I'm attempting to submit a pyspark job via Dataproc UI and keep getting an error, it looks like it is not loading the kafka streaming package.
Here is the REST command provided by the UI in my job:
POST /v1/projects/projectname/regions/global/jobs:submit/
{
"projectId": "projectname",
"job": {
"placement": {
"clusterName": "cluster-main"
},
"reference": {
"jobId": "job-33ab811a"
},
"pysparkJob": {
"mainPythonFileUri": "gs://projectname/streaming.py",
"args": [
"--packages org.apache.spark:spark-sql-kafka-0-10_2.11:2.2.0"
],
"jarFileUris": [
"gs://projectname/spark-streaming-kafka-0-10_2.11-2.2.0.jar"
]
}
}
}
I have tried to pass kafka package as both, args and a jar file.

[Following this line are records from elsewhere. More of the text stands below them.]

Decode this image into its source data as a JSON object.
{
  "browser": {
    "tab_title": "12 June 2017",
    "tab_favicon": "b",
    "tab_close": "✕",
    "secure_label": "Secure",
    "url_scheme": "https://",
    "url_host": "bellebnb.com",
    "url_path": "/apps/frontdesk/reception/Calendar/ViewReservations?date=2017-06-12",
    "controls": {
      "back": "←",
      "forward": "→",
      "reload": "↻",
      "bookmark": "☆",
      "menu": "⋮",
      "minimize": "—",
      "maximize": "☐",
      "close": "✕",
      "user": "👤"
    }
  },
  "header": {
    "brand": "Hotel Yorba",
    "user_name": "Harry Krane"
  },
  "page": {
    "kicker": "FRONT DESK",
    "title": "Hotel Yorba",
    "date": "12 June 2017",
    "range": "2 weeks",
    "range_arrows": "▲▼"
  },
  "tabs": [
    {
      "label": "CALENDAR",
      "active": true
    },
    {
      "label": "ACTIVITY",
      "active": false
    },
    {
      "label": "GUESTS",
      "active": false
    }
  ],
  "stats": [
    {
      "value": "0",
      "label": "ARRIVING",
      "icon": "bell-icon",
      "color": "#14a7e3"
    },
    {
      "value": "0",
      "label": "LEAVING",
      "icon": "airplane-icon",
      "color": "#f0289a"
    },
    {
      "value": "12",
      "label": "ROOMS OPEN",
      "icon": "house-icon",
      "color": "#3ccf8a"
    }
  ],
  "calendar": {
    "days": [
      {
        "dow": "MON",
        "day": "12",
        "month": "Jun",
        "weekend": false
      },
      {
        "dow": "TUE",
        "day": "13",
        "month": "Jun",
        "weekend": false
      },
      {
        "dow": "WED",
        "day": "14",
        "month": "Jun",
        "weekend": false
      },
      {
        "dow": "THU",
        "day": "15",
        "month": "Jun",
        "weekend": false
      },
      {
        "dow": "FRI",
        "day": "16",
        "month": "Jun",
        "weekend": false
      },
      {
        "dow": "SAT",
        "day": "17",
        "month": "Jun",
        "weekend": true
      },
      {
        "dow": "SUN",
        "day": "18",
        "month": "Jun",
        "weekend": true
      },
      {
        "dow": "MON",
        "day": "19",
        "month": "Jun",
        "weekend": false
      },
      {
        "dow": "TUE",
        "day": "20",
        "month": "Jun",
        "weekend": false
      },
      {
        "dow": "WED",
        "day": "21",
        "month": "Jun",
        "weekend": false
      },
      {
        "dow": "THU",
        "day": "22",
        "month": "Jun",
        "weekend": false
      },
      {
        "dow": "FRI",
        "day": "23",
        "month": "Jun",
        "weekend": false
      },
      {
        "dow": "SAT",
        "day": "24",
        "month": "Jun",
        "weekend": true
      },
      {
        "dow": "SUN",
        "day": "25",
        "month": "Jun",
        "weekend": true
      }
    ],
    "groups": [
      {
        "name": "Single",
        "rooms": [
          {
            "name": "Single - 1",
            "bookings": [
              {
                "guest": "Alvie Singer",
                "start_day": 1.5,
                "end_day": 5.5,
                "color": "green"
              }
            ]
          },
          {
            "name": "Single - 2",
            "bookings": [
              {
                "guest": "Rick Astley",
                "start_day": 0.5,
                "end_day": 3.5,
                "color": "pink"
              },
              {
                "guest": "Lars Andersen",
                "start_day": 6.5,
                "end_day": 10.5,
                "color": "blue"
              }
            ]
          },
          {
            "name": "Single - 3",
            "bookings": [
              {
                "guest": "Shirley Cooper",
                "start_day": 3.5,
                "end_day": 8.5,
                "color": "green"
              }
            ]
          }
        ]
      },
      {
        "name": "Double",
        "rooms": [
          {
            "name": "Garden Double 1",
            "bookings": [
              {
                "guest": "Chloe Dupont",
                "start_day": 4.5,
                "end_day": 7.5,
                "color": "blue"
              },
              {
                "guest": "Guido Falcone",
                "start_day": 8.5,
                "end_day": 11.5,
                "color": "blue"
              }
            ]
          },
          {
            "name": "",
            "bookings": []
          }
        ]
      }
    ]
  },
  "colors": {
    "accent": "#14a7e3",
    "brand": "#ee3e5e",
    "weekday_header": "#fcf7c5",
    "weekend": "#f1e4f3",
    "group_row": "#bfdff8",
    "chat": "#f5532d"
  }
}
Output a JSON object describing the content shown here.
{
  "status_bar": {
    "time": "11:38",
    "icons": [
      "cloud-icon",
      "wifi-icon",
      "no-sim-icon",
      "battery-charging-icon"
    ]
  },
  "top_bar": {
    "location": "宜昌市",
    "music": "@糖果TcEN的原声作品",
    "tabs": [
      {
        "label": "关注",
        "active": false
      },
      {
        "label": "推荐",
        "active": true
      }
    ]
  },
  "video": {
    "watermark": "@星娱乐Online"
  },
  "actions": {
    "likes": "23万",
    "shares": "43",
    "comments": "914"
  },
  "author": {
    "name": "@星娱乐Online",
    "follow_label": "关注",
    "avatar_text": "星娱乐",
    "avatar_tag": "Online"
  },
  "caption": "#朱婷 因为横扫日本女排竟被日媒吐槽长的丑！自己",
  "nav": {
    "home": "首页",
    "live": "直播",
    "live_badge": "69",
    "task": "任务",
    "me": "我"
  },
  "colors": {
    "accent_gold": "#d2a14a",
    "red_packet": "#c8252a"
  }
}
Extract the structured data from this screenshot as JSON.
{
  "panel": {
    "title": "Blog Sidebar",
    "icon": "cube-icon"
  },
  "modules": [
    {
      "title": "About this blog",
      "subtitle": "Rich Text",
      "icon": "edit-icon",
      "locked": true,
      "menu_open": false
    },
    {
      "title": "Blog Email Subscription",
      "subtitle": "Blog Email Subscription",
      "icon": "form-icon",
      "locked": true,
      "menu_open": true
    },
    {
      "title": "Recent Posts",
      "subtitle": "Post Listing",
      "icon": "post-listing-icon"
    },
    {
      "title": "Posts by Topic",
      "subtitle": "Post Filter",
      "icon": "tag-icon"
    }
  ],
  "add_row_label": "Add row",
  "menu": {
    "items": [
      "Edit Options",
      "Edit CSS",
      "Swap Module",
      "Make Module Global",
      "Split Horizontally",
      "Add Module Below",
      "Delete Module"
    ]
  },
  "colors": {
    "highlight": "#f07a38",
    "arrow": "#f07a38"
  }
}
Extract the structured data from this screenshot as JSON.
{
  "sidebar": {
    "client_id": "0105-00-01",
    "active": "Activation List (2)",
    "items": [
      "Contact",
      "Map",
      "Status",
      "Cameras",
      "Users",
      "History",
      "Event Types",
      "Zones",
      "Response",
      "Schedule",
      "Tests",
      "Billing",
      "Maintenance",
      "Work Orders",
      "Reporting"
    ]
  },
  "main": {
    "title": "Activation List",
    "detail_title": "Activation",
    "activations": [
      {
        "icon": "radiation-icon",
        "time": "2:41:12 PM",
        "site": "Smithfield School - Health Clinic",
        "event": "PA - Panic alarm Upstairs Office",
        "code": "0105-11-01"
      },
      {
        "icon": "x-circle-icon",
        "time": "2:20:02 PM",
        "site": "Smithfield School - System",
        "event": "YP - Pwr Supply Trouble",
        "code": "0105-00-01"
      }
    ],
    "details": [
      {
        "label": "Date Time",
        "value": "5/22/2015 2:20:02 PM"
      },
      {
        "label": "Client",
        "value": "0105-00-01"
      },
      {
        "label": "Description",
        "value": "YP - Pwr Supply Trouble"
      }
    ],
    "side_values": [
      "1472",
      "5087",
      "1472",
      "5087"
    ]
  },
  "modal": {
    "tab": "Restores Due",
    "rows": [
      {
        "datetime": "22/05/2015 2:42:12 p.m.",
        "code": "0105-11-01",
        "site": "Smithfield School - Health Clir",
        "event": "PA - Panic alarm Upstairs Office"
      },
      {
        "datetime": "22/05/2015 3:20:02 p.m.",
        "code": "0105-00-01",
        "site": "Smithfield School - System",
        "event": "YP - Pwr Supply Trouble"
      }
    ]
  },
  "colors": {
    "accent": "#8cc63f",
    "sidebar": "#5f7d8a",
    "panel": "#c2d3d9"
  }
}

Here is my code (streaming.py
):
from pyspark import SparkContext
from pyspark.sql import SparkSession
from pyspark.streaming import StreamingContext
from pyspark.streaming.kafka import KafkaUtils
import json
sc = SparkContext()
spark = SparkSession.builder.master("local").appName("Spark-Kafka-Integration").getOrCreate()
# < ip > is masked
df = spark \
.readStream \
.format("kafka") \
.option("kafka.bootstrap.servers", "<ip>:9092") \
.option("subscribe", "rsvps") \
.option("startingOffsets", "earliest") \
.load()
df.printSchema()
error: : java.lang.ClassNotFoundException: Failed to find data source: kafka. Please find packages at http://spark.apache.org/third-party-projects.html
full trace: https://pastebin.com/Uz3iGy2N